In January 1955 he returned to Swaziland to teach at Herefords Central School in the Pigg’s Peak area. He abandoned teaching in December 1956 to go into business with his brother. Eight years later he started on the road to political power by winning a seat as Imbokodvo candidate in the Manzini District in the June 1964 elections. He spent June and July 1965 in the United States studying public administration as guest of the Americans. In August 1965 he got ministerial responsibility with the portfolio of Health in an enlarged Executive Council.
He scored another election victory in 1967 in the Usutu constituency and was appointed Assistant Minister in the Prime Minister’s office. His role was to ease the prime ministerial burdens of Prince Makhosini Dlamini which often meant travelling abroad on his behalf. In November and December 1967 he went to West Germany and Britain. In April and May 1968 he made an inspection tour of Swaziland’s diplomatic missions.
In the first four years of independence he proved a reliable deputy to the Prime Minister and was rewarded after the elections in May 1972 with the post of Deputy Prime Minister.

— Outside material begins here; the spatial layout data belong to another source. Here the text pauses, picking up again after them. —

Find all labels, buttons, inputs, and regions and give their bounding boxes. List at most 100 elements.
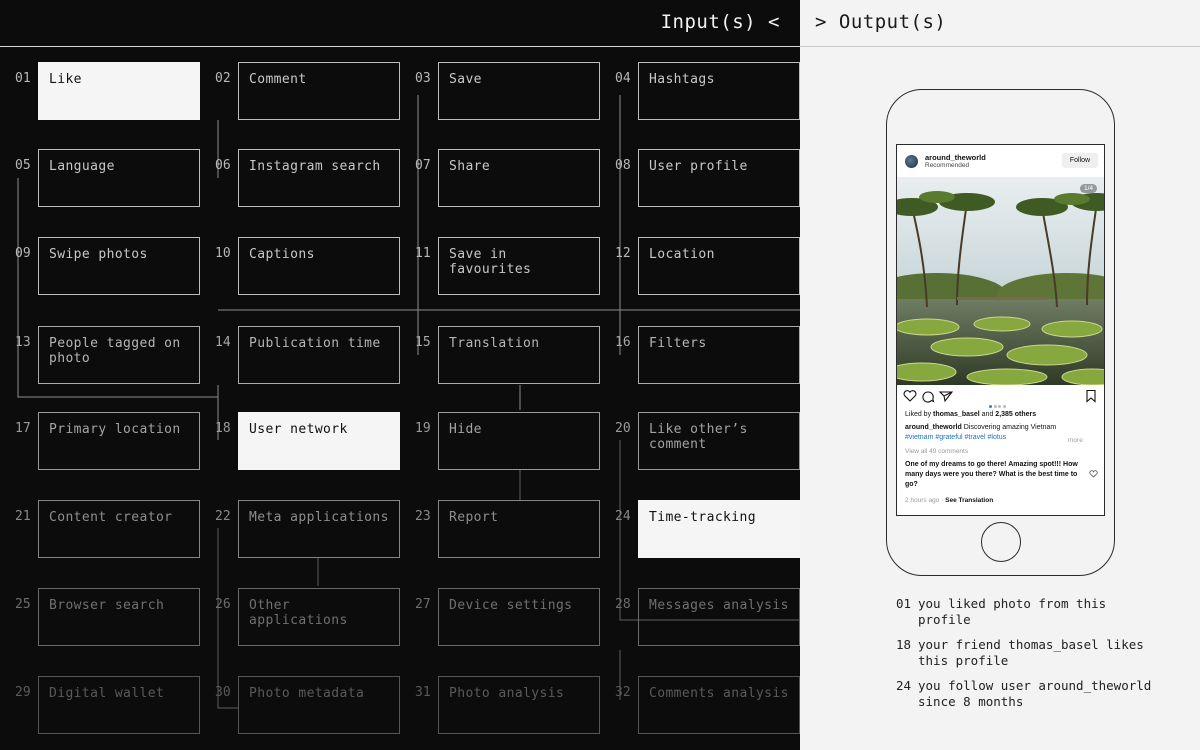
output-header: > Output(s) [800, 0, 1200, 47]
cell-number: 07 [415, 158, 431, 173]
input-cell-swipe-photos[interactable]: Swipe photos [38, 237, 200, 295]
cell-number: 02 [215, 71, 231, 86]
input-cell-language[interactable]: Language [38, 149, 200, 207]
comment-like-icon[interactable] [1089, 470, 1098, 478]
view-comments-link[interactable]: View all 49 comments [905, 448, 968, 455]
input-cell-digital-wallet[interactable]: Digital wallet [38, 676, 200, 734]
input-cell-share[interactable]: Share [438, 149, 600, 207]
input-cell-photo-analysis[interactable]: Photo analysis [438, 676, 600, 734]
input-cell-user-network[interactable]: User network [238, 412, 400, 470]
output-number: 24 [896, 678, 912, 693]
input-cell-hide[interactable]: Hide [438, 412, 600, 470]
cell-number: 23 [415, 509, 431, 524]
input-cell-translation[interactable]: Translation [438, 326, 600, 384]
cell-number: 19 [415, 421, 431, 436]
output-panel: > Output(s) around_theworld Recommended … [800, 0, 1200, 750]
input-cell-browser-search[interactable]: Browser search [38, 588, 200, 646]
share-icon [938, 391, 953, 403]
cell-number: 32 [615, 685, 631, 700]
caption-user[interactable]: around_theworld [905, 424, 962, 431]
output-number: 01 [896, 596, 912, 611]
avatar[interactable] [905, 155, 918, 168]
cell-number: 30 [215, 685, 231, 700]
input-cell-like[interactable]: Like [38, 62, 200, 120]
input-cell-hashtags[interactable]: Hashtags [638, 62, 800, 120]
cell-number: 21 [15, 509, 31, 524]
cell-number: 10 [215, 246, 231, 261]
input-cell-save[interactable]: Save [438, 62, 600, 120]
cell-number: 17 [15, 421, 31, 436]
input-cell-user-profile[interactable]: User profile [638, 149, 800, 207]
input-cell-other-applications[interactable]: Other applications [238, 588, 400, 646]
output-title: > Output(s) [815, 11, 947, 33]
input-cell-publication-time[interactable]: Publication time [238, 326, 400, 384]
input-cell-report[interactable]: Report [438, 500, 600, 558]
time-ago: 2 hours ago [905, 497, 940, 504]
input-cell-instagram-search[interactable]: Instagram search [238, 149, 400, 207]
input-cell-like-other-s-comment[interactable]: Like other’s comment [638, 412, 800, 470]
cell-number: 20 [615, 421, 631, 436]
cell-number: 25 [15, 597, 31, 612]
output-list: 01 you liked photo from this profile 18 you… [896, 596, 1166, 719]
post-username[interactable]: around_theworld [925, 153, 986, 162]
output-text: you liked photo from this profile [918, 596, 1107, 627]
cell-number: 24 [615, 509, 631, 524]
cell-number: 12 [615, 246, 631, 261]
more-link[interactable]: more [1068, 437, 1083, 444]
input-cell-comment[interactable]: Comment [238, 62, 400, 120]
input-cell-content-creator[interactable]: Content creator [38, 500, 200, 558]
input-cell-filters[interactable]: Filters [638, 326, 800, 384]
input-cell-device-settings[interactable]: Device settings [438, 588, 600, 646]
input-cell-save-in-favourites[interactable]: Save in favourites [438, 237, 600, 295]
action-icons [903, 390, 953, 403]
cell-number: 28 [615, 597, 631, 612]
output-text: you follow user around_theworld since 8 … [918, 678, 1152, 709]
cell-number: 05 [15, 158, 31, 173]
likes-count[interactable]: 2,385 others [995, 411, 1036, 418]
input-cell-people-tagged-on-photo[interactable]: People tagged on photo [38, 326, 200, 384]
cell-number: 14 [215, 335, 231, 350]
input-cell-location[interactable]: Location [638, 237, 800, 295]
comment-icon [922, 391, 935, 403]
post-photo[interactable]: 1/4 [897, 177, 1104, 385]
post-header: around_theworld Recommended Follow [897, 145, 1104, 177]
post-subtitle: Recommended [925, 162, 970, 169]
liked-by-user[interactable]: thomas_basel [933, 411, 980, 418]
input-cell-messages-analysis[interactable]: Messages analysis [638, 588, 800, 646]
input-cell-primary-location[interactable]: Primary location [38, 412, 200, 470]
likes-line: Liked by thomas_basel and 2,385 others [905, 411, 1037, 418]
output-item: 24 you follow user around_theworld since … [896, 678, 1166, 710]
input-cell-captions[interactable]: Captions [238, 237, 400, 295]
input-cell-photo-metadata[interactable]: Photo metadata [238, 676, 400, 734]
cell-number: 22 [215, 509, 231, 524]
cell-number: 27 [415, 597, 431, 612]
input-cell-meta-applications[interactable]: Meta applications [238, 500, 400, 558]
bookmark-icon[interactable] [1085, 389, 1097, 403]
cell-number: 29 [15, 685, 31, 700]
caption-text: Discovering amazing Vietnam [961, 424, 1057, 431]
cell-number: 15 [415, 335, 431, 350]
input-panel: Input(s) < 01 Like 02 Comment 03 Save 04 Hashta… [0, 0, 800, 750]
input-cell-time-tracking[interactable]: Time-tracking [638, 500, 800, 558]
cell-number: 16 [615, 335, 631, 350]
photo-counter: 1/4 [1079, 184, 1097, 193]
cell-number: 04 [615, 71, 631, 86]
caption: around_theworld Discovering amazing Viet… [905, 423, 1095, 443]
follow-button[interactable]: Follow [1062, 153, 1098, 168]
see-translation-link[interactable]: See Translation [945, 497, 993, 504]
post-meta: 2 hours ago · See Translation [905, 497, 994, 504]
home-button[interactable] [981, 522, 1021, 562]
comment-text: One of my dreams to go there! Amazing sp… [905, 461, 1078, 488]
cell-number: 13 [15, 335, 31, 350]
cell-number: 11 [415, 246, 431, 261]
output-number: 18 [896, 637, 912, 652]
cell-number: 18 [215, 421, 231, 436]
cell-number: 06 [215, 158, 231, 173]
lotus-pond-photo [897, 177, 1104, 385]
instagram-post: around_theworld Recommended Follow 1/4 L… [896, 144, 1105, 516]
cell-number: 03 [415, 71, 431, 86]
caption-tags[interactable]: #vietnam #grateful #travel #lotus [905, 434, 1006, 441]
cell-number: 26 [215, 597, 231, 612]
input-cell-comments-analysis[interactable]: Comments analysis [638, 676, 800, 734]
cell-number: 31 [415, 685, 431, 700]
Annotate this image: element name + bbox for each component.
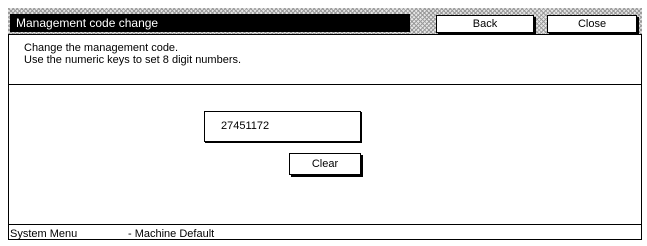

Not eager to be an innovator, he relies upon others for ideas then translates them into practical measures. Stocky, with a well-trimmed moustache and a carefully kept small beard, Khumalo presents himself as a middle-of-the-road man although many regard him as pro-South African. His dependa-bility was largely responsible for his nomination to succeed the first Deputy Prime Minister, Mfundza Sukata.
Son-in-law of the King with a talent for finding a compromise solution in a clash of opinion inside the cabinet, and himself something of a compromise candidate chosen to keep the other contenders for political succession from creating a crisis. A good listener, he has shown a shrewd sense of timing in being the man at hand at the right moment. This explains his extraordinary leap from being a junior minister to no. 2 in the Cabinet.